针对充液挠性航天器姿态快速机动、快速稳定的控制要求,为减小姿态机动对挠性附件振动和液体晃动的激发,设计了一种基于正弦型加加速度的姿态机动路径规划方法。为进一步提高姿态控制性能,提出了一种基于云多目标粒子群算法的姿态控制器参数和机动路径参数联合优化方法。以最小化充液挠性航天器三轴姿态达到指定指向精度的时间以及三轴姿态稳定度,构建多目标优化模型,并应用云多目标粒子群算法求取姿态控制器参数和机动路径参数的Pareto最优解。仿真结果表明:采用多目标联合优化算法得到的控制器与路径参数,能够有效减小液体晃动和挠性附件振动,显著提高充液挠性航天器大角度姿态机动的快速性和稳定性。

Multi-objective Optimization for the Attitude Maneuver Control for Liquid-Filled Flexible Spacecraft

In view of the control requirements of fast maneuvering and stabilizing of the liquid-filled flexible spacecraft, in order to reduce the inducement of attitude maneuver to the vibration of flexible appendages and liquid sloshing, an attitude maneuver path planning method based on a sinusoidal acceleration is designed. To improve the attitude control performance further, a joint optimization algorithm of attitude controller parameters and maneuvering path parameters based on the cloud multi-objective particle swarm optimization (CMOPSO) algorithm is proposed. A multi-objective optimization model is built to minimize the time for the three-axis attitude of the spacecraft to reach the specified pointing accuracy and the stability of the three-axis attitude, and the optimal Pareto solutions of the attitude controller parameters and maneuvering path parameters are obtained by use of the CMOPSO algorithm.
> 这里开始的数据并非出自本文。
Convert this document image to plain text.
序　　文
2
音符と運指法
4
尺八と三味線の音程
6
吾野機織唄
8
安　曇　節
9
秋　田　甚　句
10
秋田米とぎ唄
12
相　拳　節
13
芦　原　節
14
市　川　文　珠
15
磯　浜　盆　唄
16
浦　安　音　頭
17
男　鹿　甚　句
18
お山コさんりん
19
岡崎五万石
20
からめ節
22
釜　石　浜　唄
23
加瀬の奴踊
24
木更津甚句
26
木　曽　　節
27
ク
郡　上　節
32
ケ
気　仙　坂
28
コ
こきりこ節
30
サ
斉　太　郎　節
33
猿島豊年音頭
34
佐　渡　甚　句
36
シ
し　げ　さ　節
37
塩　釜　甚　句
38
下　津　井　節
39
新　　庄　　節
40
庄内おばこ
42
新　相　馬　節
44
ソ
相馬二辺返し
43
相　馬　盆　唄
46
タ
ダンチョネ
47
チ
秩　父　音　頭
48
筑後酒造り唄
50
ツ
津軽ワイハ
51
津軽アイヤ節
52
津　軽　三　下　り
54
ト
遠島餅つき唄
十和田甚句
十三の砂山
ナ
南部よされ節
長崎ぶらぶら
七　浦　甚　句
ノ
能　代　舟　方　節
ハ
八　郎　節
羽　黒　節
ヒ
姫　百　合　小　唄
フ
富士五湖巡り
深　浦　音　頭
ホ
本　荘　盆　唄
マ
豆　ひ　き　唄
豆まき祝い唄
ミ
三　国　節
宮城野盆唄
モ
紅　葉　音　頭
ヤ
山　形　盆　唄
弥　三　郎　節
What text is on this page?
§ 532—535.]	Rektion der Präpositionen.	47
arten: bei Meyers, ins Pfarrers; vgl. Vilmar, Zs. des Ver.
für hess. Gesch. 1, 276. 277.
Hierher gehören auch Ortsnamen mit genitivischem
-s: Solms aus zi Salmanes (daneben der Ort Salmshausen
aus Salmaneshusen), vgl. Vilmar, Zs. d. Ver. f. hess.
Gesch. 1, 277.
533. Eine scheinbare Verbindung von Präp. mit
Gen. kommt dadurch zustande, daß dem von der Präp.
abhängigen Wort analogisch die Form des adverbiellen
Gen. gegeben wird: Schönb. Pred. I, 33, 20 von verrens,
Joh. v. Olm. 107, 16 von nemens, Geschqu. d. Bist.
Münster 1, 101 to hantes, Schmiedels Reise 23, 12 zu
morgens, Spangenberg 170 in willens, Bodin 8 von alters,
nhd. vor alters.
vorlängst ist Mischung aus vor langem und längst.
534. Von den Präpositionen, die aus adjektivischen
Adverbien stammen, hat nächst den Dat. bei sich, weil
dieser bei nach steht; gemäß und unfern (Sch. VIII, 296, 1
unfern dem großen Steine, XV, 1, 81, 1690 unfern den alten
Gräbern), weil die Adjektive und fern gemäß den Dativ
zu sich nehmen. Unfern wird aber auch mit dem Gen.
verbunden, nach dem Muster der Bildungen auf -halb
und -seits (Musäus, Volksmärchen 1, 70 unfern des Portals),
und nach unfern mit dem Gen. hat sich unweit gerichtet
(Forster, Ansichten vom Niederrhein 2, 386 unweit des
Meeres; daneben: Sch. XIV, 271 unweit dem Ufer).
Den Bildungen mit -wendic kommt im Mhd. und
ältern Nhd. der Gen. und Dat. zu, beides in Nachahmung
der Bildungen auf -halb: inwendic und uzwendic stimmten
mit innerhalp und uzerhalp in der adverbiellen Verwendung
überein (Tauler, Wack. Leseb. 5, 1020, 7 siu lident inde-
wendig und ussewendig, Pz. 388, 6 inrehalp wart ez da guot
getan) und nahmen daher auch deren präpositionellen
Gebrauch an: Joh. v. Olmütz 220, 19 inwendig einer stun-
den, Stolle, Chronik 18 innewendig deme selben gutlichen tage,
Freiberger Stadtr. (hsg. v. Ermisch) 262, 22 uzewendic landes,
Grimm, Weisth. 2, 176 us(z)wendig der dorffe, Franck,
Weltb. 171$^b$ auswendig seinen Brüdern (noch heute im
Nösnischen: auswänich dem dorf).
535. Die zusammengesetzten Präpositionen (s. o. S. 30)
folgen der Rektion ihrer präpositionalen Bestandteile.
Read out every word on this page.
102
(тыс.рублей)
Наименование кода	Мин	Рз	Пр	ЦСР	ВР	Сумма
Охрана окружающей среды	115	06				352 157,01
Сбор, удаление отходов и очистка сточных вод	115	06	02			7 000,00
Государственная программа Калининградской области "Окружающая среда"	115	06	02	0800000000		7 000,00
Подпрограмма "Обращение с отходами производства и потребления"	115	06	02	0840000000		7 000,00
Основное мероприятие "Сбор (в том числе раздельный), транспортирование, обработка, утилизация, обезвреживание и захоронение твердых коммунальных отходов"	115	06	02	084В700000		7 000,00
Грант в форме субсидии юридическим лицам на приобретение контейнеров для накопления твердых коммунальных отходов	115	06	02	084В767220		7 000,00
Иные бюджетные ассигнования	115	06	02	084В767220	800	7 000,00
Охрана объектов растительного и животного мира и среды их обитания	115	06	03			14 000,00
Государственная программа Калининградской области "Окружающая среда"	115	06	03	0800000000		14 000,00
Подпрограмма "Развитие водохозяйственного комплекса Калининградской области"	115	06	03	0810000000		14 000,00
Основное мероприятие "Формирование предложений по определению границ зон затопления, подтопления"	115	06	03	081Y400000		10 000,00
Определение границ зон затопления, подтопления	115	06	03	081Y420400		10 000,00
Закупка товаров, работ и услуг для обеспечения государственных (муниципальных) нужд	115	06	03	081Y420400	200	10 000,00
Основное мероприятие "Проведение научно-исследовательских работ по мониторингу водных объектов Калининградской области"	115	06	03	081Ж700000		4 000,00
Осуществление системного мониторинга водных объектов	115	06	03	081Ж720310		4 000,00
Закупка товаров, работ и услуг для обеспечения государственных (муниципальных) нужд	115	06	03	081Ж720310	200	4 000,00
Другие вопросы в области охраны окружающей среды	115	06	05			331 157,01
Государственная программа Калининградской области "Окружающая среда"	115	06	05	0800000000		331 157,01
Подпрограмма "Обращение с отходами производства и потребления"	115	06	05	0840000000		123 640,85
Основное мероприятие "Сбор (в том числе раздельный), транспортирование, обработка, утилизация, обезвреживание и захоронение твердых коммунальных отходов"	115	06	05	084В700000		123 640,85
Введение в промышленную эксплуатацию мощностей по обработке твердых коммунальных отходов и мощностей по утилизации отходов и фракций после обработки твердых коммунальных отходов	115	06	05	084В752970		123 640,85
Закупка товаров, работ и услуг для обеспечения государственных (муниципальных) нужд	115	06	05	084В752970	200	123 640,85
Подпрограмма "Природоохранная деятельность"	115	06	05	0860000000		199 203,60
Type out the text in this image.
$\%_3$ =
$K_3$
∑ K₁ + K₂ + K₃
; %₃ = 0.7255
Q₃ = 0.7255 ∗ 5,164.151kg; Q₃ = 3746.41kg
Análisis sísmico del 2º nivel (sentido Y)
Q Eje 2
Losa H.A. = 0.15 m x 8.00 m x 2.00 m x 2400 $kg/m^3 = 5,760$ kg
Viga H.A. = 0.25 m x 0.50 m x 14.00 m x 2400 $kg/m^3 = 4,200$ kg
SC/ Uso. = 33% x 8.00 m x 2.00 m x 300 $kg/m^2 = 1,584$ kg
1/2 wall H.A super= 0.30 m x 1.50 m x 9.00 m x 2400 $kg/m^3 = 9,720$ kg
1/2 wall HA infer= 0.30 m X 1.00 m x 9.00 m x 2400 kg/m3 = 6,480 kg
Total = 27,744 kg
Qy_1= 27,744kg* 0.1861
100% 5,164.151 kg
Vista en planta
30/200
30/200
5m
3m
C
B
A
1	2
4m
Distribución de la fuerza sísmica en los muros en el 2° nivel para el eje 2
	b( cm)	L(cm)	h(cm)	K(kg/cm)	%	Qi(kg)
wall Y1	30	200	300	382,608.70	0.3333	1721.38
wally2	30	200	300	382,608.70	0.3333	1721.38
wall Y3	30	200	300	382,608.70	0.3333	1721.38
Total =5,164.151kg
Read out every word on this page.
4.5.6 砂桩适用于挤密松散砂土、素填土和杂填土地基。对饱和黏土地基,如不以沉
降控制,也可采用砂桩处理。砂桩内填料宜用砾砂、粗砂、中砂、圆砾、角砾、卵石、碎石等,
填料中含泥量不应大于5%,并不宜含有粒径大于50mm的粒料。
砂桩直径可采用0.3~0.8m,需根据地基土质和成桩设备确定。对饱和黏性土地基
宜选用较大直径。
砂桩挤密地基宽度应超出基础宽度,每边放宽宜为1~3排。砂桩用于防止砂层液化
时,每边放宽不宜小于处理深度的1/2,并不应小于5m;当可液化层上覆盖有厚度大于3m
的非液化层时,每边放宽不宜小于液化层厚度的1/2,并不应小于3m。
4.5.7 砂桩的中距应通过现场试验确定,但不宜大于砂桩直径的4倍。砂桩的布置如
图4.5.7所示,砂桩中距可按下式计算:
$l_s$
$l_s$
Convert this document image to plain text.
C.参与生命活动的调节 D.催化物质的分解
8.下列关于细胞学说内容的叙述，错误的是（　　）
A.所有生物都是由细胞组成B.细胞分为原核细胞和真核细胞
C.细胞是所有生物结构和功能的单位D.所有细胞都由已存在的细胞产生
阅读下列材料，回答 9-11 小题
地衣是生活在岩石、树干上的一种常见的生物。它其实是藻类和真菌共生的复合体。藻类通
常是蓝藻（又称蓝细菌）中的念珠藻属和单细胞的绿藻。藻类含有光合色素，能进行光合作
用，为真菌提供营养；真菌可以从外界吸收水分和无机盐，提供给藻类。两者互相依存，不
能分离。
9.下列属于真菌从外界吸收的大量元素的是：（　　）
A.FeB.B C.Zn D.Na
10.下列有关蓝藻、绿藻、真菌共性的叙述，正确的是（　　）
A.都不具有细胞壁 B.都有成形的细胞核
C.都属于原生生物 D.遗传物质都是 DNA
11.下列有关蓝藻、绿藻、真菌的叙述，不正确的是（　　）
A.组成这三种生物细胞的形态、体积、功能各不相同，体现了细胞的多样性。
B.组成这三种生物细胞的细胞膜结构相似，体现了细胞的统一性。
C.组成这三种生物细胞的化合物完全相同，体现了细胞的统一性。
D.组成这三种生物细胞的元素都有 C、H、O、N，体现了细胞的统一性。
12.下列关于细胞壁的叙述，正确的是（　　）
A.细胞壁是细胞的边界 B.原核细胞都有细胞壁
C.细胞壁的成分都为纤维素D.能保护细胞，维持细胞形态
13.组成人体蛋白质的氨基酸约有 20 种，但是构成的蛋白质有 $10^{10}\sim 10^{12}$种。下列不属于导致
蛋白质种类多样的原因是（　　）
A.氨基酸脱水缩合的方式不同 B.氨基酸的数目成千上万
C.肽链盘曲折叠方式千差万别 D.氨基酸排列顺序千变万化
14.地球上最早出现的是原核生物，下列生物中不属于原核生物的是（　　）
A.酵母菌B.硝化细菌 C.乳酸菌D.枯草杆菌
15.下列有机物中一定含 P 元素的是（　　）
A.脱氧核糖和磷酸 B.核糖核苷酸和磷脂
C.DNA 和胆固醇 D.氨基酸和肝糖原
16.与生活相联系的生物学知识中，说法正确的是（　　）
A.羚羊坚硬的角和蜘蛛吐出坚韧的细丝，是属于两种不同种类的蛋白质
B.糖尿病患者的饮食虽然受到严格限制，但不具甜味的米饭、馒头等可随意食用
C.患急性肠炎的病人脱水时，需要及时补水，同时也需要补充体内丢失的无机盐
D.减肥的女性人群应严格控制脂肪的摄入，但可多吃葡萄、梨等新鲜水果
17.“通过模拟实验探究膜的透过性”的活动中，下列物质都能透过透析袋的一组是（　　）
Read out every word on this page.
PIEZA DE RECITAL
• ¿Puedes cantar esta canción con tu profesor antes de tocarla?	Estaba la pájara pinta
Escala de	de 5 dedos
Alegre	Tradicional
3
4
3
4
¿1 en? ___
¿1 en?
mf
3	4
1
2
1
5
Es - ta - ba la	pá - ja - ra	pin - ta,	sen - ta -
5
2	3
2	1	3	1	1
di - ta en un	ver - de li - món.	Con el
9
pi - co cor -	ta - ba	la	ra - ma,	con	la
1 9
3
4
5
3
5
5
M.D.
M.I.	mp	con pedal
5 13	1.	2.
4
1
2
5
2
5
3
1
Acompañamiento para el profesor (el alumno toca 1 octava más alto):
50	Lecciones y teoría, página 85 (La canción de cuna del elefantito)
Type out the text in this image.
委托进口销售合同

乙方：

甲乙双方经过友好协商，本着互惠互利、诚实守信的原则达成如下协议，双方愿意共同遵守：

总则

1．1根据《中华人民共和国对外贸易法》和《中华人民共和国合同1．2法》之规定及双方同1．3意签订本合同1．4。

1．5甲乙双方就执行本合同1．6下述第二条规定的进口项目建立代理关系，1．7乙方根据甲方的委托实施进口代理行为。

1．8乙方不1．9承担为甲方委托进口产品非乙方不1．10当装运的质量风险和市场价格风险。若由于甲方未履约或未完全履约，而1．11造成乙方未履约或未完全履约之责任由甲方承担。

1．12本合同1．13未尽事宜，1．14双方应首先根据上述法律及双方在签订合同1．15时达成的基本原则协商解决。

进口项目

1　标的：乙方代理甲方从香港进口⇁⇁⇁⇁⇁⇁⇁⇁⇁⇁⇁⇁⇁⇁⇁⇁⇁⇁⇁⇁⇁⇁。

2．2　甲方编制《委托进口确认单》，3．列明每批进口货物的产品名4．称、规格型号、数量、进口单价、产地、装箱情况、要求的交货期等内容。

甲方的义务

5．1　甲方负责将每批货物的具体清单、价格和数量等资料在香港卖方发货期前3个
The simulation results show the rapidity and stability of the large angle attitude maneuver of the liquid-filled flexible spacecraft with the optimized controller and maneuver path parameters are significantly improved, as well as the liquid sloshing and flexible appendage vibration have been effectively reduced.